District heating and cooling (DHC) systems commonly involve a central plant that distributes steam, hot water, or chilled water to buildings by means of insulated pipes. This is a promising and long-established solution for community sustainability, yet it remains underutilized, particularly in the United States. By sharing thermal resources, DHC can reduce the carbon intensity of heating and cooling in buildings, reduce energy costs, improve air quality, allow high penetration of renewable energy sources, recycle waste heat from industrial and commercial activities, and improve the resiliency of communities.
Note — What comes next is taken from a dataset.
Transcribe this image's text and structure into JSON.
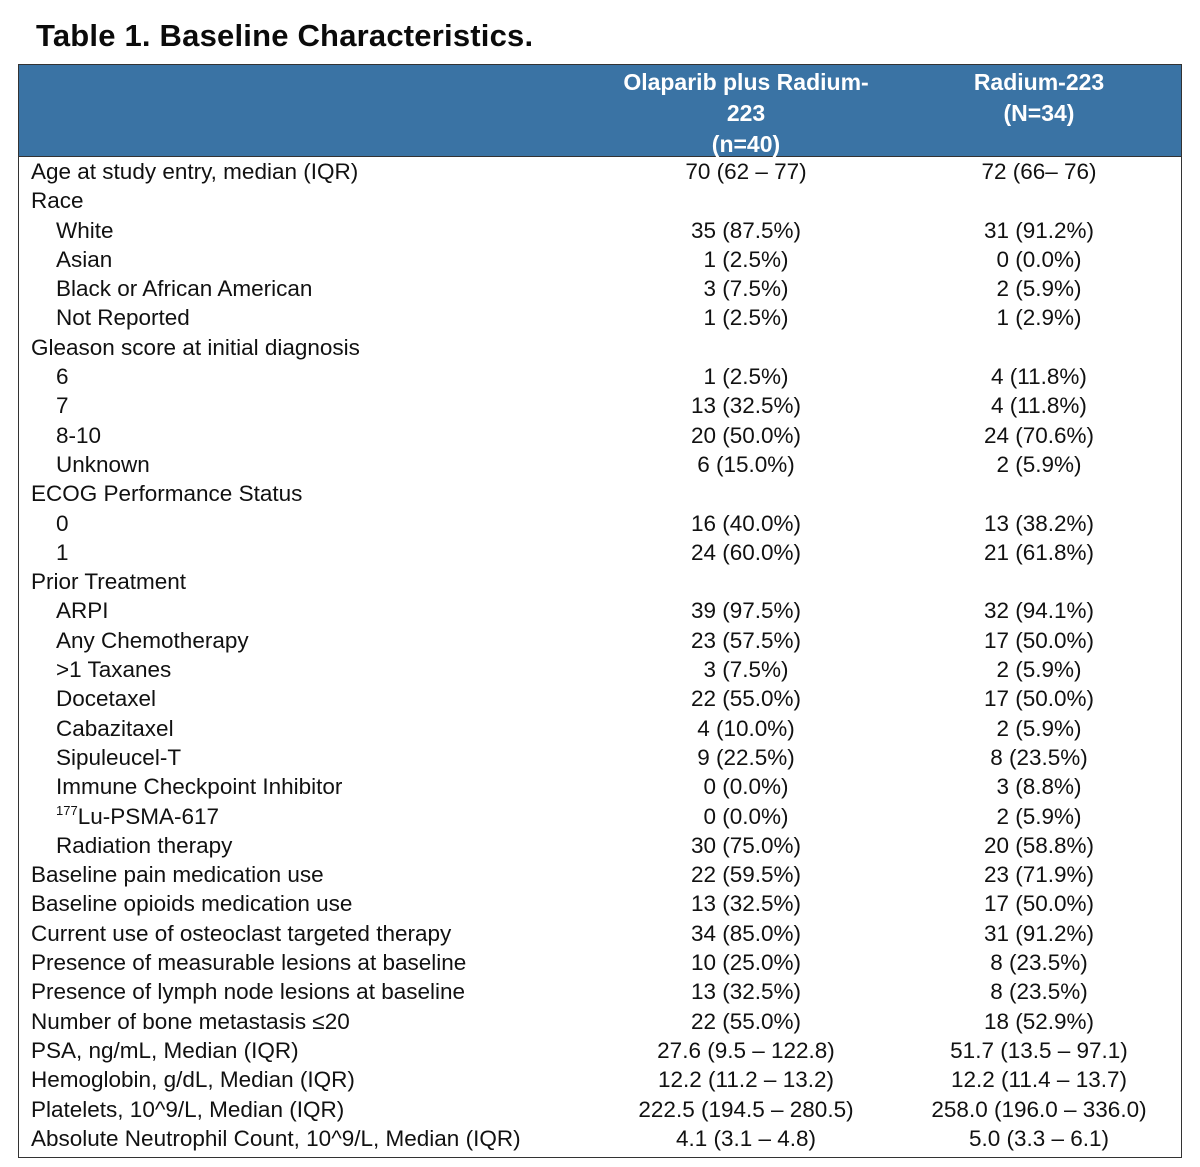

In collaboration with the National Renewable Energy Laboratory (NREL) and Lawrence Berkeley National Laboratory (LBNL), the goal of this project is to create a new software analysis platform that leverages the Modelica language in order to enable developers of community-scale construction projects to effectively evaluate and optimize DHC systems. The models will be publicly released in LBNL's Modelica Buildings Library and used by NREL's URBANopt.




Journal Publications

K. Hinkelman, J. Wang, W. Zuo, A. Gautier, M. Wetter, C. Fan, N. Long. 2022. "Modelica-Based Modeling and Simulation of District Cooling Systems: A Case Study." Applied Energy, 311, pp.118654.